Following the BRHC’s complaint, the State began to reform its LIHTC policies to make it easier to develop affordable housing for families in “Communities of Opportunity,” lower poverty areas identified by the State as having features such as above average schools and educational attainment, and low levels of unemployment. In 2014, the State repealed the statute that it had relied on as the basis for giving localities a pocket veto, and in 2016 it took steps to offer the same level of tax credits for family housing in Communities of Opportunity as it offered to projects located in poor neighborhoods. These policy changes were welcomed by BRHC, but did not consistently increase the production of family housing within the higher opportunity areas of the Baltimore region from year to year. Last year the largest share of LIHTC was awarded to areas in Southern Maryland, the Eastern Shore and Western Maryland designated by the state as Communities of Opportunity, but where it is cheaper and easier to build.
The VCA is results oriented, requiring the State to produce no fewer than 1,500 net new units for families in Communities of Opportunity of the Baltimore region.
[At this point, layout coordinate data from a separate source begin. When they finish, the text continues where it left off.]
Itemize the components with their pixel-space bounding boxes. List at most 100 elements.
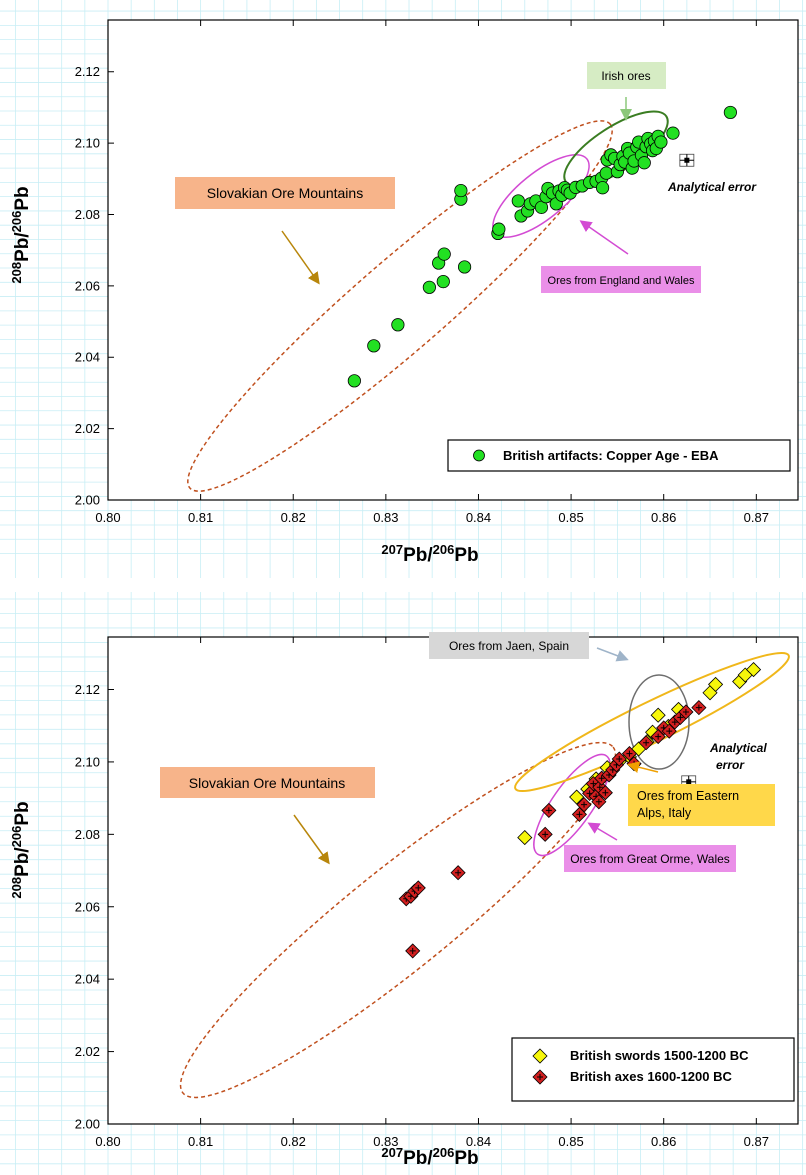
data-point-artifact: [654, 135, 668, 149]
x-axis-title: 207Pb/206Pb: [381, 542, 478, 567]
x-tick-label: 0.82: [281, 1134, 306, 1149]
plot-area: [108, 20, 798, 500]
england-label: Ores from England and Wales: [548, 275, 695, 287]
slovakian-ellipse: [187, 120, 613, 492]
data-point-axe: [691, 700, 707, 716]
analytical-error-marker: [679, 153, 695, 167]
irish-label-box: [587, 62, 666, 89]
cross-mark: [545, 807, 552, 814]
x-tick-label: 0.86: [651, 1134, 676, 1149]
data-point-axe: [592, 779, 608, 795]
slovakian-ellipse: [179, 741, 617, 1099]
cross-mark: [655, 733, 662, 740]
legend: British swords 1500-1200 BC British axes…: [511, 1037, 795, 1102]
axis-ticks: 0.80 0.81 0.82 0.83 0.84 0.85 0.86 0.87 2.00 2.02…: [75, 637, 769, 1149]
x-tick-label: 0.87: [744, 1134, 769, 1149]
data-point-axe: [541, 802, 557, 819]
x-tick-label: 0.85: [558, 510, 583, 525]
x-tick-label: 0.80: [95, 510, 120, 525]
y-tick-label: 2.00: [75, 493, 100, 508]
y-axis-title: 208Pb/206Pb: [9, 801, 34, 898]
irish-label: Irish ores: [601, 69, 650, 83]
x-tick-label: 0.84: [466, 1134, 491, 1149]
x-tick-label: 0.87: [744, 510, 769, 525]
x-tick-label: 0.83: [373, 1134, 398, 1149]
data-point-axe: [576, 797, 592, 813]
legend-box: [447, 439, 791, 472]
cross-mark: [695, 704, 702, 711]
plot-frame: [107, 19, 799, 501]
cross-mark: [590, 780, 597, 787]
data-points: [347, 105, 737, 388]
data-point-artifact: [367, 339, 381, 353]
x-tick-label: 0.84: [466, 510, 491, 525]
data-point-axe: [410, 880, 426, 896]
legend: British artifacts: Copper Age - EBA: [447, 439, 791, 472]
data-point-artifact: [436, 274, 450, 289]
legend-box: [511, 1037, 795, 1102]
x-axis-title: 207Pb/206Pb: [381, 1145, 478, 1170]
legend-label: British artifacts: Copper Age - EBA: [503, 448, 719, 463]
data-point-axe: [678, 704, 694, 720]
analytical-error-label: Analytical error: [667, 180, 757, 194]
data-point-axe: [537, 826, 553, 842]
cross-mark: [666, 728, 673, 735]
y-tick-label: 2.12: [75, 64, 100, 79]
data-point-artifact: [637, 156, 651, 170]
data-point-sword: [745, 662, 762, 678]
data-point-axe: [591, 794, 607, 810]
data-point-axe: [597, 785, 613, 801]
cross-mark: [682, 708, 689, 715]
x-tick-label: 0.81: [188, 1134, 213, 1149]
alps-label-line1: Ores from Eastern: [637, 789, 739, 803]
orme-label: Ores from Great Orme, Wales: [570, 852, 730, 866]
alps-arrow: [627, 761, 659, 774]
data-point-artifact: [723, 105, 737, 120]
x-tick-label: 0.82: [281, 510, 306, 525]
slovakian-arrow: [293, 814, 330, 865]
orme-label-box: [564, 845, 736, 872]
data-point-axe: [571, 806, 587, 822]
cross-mark: [542, 831, 549, 838]
data-point-sword: [517, 830, 533, 846]
great-orme-ellipse: [533, 753, 611, 857]
data-point-axe: [405, 943, 421, 959]
legend-label-swords: British swords 1500-1200 BC: [570, 1048, 749, 1063]
data-point-artifact: [437, 247, 451, 261]
y-tick-label: 2.04: [75, 350, 100, 365]
y-tick-label: 2.02: [75, 1044, 100, 1059]
y-tick-label: 2.12: [75, 682, 100, 697]
chart-panel-1: 0.80 0.81 0.82 0.83 0.84 0.85 0.86 0.87 2.00 2.02…: [0, 0, 806, 578]
cross-mark: [409, 947, 416, 954]
x-tick-label: 0.85: [558, 1134, 583, 1149]
cross-mark: [671, 719, 678, 726]
legend-marker-green-circle: [473, 449, 485, 462]
cross-mark: [455, 869, 462, 876]
slovakian-label: Slovakian Ore Mountains: [189, 775, 345, 791]
data-point-sword: [645, 724, 661, 740]
cross-mark: [626, 750, 633, 757]
y-tick-label: 2.02: [75, 421, 100, 436]
y-tick-label: 2.00: [75, 1117, 100, 1132]
analytical-error-label-line2: error: [716, 758, 745, 772]
legend-markers: [532, 1048, 548, 1085]
cross-mark: [643, 739, 650, 746]
data-point-artifact: [454, 183, 468, 198]
y-tick-label: 2.08: [75, 827, 100, 842]
alps-label-line2: Alps, Italy: [637, 806, 692, 820]
data-point-artifact: [492, 222, 506, 236]
y-tick-label: 2.06: [75, 278, 100, 293]
error-center: [686, 779, 692, 785]
england-label-box: [541, 266, 701, 293]
data-point-axe: [611, 751, 627, 767]
x-tick-label: 0.83: [373, 510, 398, 525]
england-arrow: [579, 220, 629, 255]
jaen-spain-ellipse: [628, 674, 690, 770]
cross-mark: [602, 789, 609, 796]
cross-mark: [616, 756, 623, 763]
data-point-sword: [569, 789, 585, 805]
jaen-label: Ores from Jaen, Spain: [449, 639, 569, 653]
x-tick-label: 0.80: [95, 1134, 120, 1149]
cross-mark: [677, 714, 684, 721]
At least 1,050 must be new construction, assuring that the State’s efforts will expand opportunities and not just recycle existing apartments.
Other key provisions designed to facilitate the expansion of affordable housing opportunities for children and their families include:
• The State will not reinstate its local approval requirements and will continue other reforms intended to facilitate production of family housing in Communities of Opportunity;
• Stronger incentives will be offered for development of family-sized housing, with two or three bedrooms, to meet the needs of families with children;
• Since transit service, as well as affordable housing has often been excluded from many of the region’s high opportunity growth areas, the State will extend incentives for transit oriented development beyond existing transit corridors and encourage developers to offer creative transportation alternatives (such as ride-sharing, on-demand van services, and access to programs that make donated vehicles available to help low wage workers get to jobs);
• The State will enforce a federal requirement that LIHTC housing built in high poverty areas is part of a more comprehensive Community Revitalization Plan that goes beyond the housing itself, and includes investments in the types of services, infrastructure and facilities that children, families and communities need to thrive;
• To ensure equal access to the new housing opportunities, the State will require affordable housing developers to strengthen their Affirmative Fair Housing Marketing efforts, including outreach to families served by local public housing authorities and housing voucher programs;
• The State will pay $225,000 to the BRHC to be used toward its attorneys’ fees and to sustain the BRHC’s mission of increasing housing choice, social equity and educational opportunity for low income families in the Baltimore region.
“This voluntary resolution with Maryland should be an example for every state and locality that runs affordable housing programs that our communities are stronger when quality affordable housing in high opportunity communities is offered to low income families of color,” said Michael Allen of Relman Dane & Colfax, a national civil rights law firm based on Washington, D.C who represented the BRHC, along with the ACLU of Maryland.
“BRHC shares with the State a common mission to expand the supply of affordable housing to those in need,” said Barbara Samuels, Fair Housing Attorney for the ACLU of Maryland. “There is more work to be done, but we see this agreement as a promising step forward, one that will strengthen BRHC’s partnership with the State.”